Cornell is one of the world’s best universities, but its departments often craft bizarre names for classes in an effort to pique students’ interest. For example, take Plant Sciences 201: “Magical Mushrooms, Mischievous Molds.” Earth and Atmospheric Science 122 is “Earthquake!” while Physics 201 is titled “Why is the Sky Blue?”

Some of these eye-catching names appear on my own transcript. The catchy name of my freshman writing seminar (“Is the US a Democracy?”) was enough to convince me to take the class, but imagine my disappointment when most of the semester was spent studying basic political theory. One of the best classes I’ve taken at Cornell was Government 366, “American Political Theory from Madison to Malcolm X,” but the course loses some luster when my transcript reads “Am Pol Th Madis To Malcolm X.” The winner, however, is a Spanish class I’m taking this semester: “Early Hispanic Modernities: Readings in Medieval and Early Modern Iberian and Spanish-American Literatures.” I can’t wait to see how that one gets abbreviated on my transcript.
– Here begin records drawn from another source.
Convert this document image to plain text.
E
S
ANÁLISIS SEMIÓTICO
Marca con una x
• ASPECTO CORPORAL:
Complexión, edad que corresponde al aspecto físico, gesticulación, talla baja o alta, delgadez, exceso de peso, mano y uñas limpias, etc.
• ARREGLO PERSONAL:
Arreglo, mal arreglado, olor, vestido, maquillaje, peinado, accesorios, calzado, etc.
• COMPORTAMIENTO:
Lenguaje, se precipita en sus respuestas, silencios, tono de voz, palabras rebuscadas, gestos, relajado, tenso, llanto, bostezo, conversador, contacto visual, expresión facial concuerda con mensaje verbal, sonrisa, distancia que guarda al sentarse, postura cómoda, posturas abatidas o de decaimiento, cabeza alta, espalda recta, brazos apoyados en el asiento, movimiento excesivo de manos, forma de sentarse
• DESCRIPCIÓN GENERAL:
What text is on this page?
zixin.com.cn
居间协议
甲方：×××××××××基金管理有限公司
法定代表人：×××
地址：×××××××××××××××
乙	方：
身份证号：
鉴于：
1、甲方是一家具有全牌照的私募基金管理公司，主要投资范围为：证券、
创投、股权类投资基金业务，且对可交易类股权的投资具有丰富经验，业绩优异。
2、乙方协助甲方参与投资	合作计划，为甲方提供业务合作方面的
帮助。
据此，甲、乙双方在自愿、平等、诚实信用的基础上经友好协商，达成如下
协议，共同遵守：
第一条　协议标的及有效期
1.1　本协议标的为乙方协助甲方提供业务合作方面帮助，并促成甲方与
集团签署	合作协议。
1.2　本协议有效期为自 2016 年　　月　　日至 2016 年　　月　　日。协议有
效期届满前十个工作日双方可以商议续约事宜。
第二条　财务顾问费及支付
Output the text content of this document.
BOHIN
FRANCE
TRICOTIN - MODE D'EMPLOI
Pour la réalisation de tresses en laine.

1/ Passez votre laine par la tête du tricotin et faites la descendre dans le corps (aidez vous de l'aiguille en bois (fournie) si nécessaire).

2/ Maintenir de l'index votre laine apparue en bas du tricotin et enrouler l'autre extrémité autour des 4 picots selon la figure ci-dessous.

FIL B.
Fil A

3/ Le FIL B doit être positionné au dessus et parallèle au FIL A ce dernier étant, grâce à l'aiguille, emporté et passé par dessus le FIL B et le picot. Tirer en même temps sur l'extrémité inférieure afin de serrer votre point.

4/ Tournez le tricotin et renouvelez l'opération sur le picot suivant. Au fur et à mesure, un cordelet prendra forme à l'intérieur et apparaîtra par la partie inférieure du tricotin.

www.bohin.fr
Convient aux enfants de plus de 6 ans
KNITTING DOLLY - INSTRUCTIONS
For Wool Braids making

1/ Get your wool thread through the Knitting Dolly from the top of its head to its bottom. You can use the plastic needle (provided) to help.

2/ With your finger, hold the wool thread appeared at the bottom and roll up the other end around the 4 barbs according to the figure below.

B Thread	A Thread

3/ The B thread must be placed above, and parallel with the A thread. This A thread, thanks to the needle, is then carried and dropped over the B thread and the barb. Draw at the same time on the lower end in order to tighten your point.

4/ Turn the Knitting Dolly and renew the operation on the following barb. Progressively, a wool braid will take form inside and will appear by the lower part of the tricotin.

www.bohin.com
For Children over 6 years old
I understand how Cornell’s diverse selection of departments and classes creates competition for students. (See here for a full list of academic fields.) I have no doubt that more people enroll in English 316 with its name “Beasts, Bodies, and Boundaries” than would if it were called “Medieval English Literature.” However, when potential employers skim my transcript to see what I’ve learned from four years at an Ivy League college, I can’t help but think they’ll scratch their heads at some of these class names.

Perhaps I’m the only one who dislikes catchy course titles. Part of me wishes more departments were like Mathematics, which gives its classes no-nonsense names like “Calculus II,” “Calculus III,” and “Linear Algebra.” Much has been made of mathematicians’ lack of creativity, but in this case I believe it’s a good trait.

In a phone interview last month for a summer job, I was mortified when my potential boss asked me about “Dinosaurs,” a one-credit course I took in the fall. As it turns out, this Congressional staffer was actually highly interested in paleontology and we discussed theories of extinction for several minutes. Though I haven’t heard back from him since, I’ll admit that in this one case, taking interesting-sounding classes may have helped. Regardless, these fun-sounding class names still annoy me. I’d much rather take an interesting class than a course with a cool name.

Note: Incidentally, my classes this semester all have boring names like "Major Seminar" and "Translating Spanish."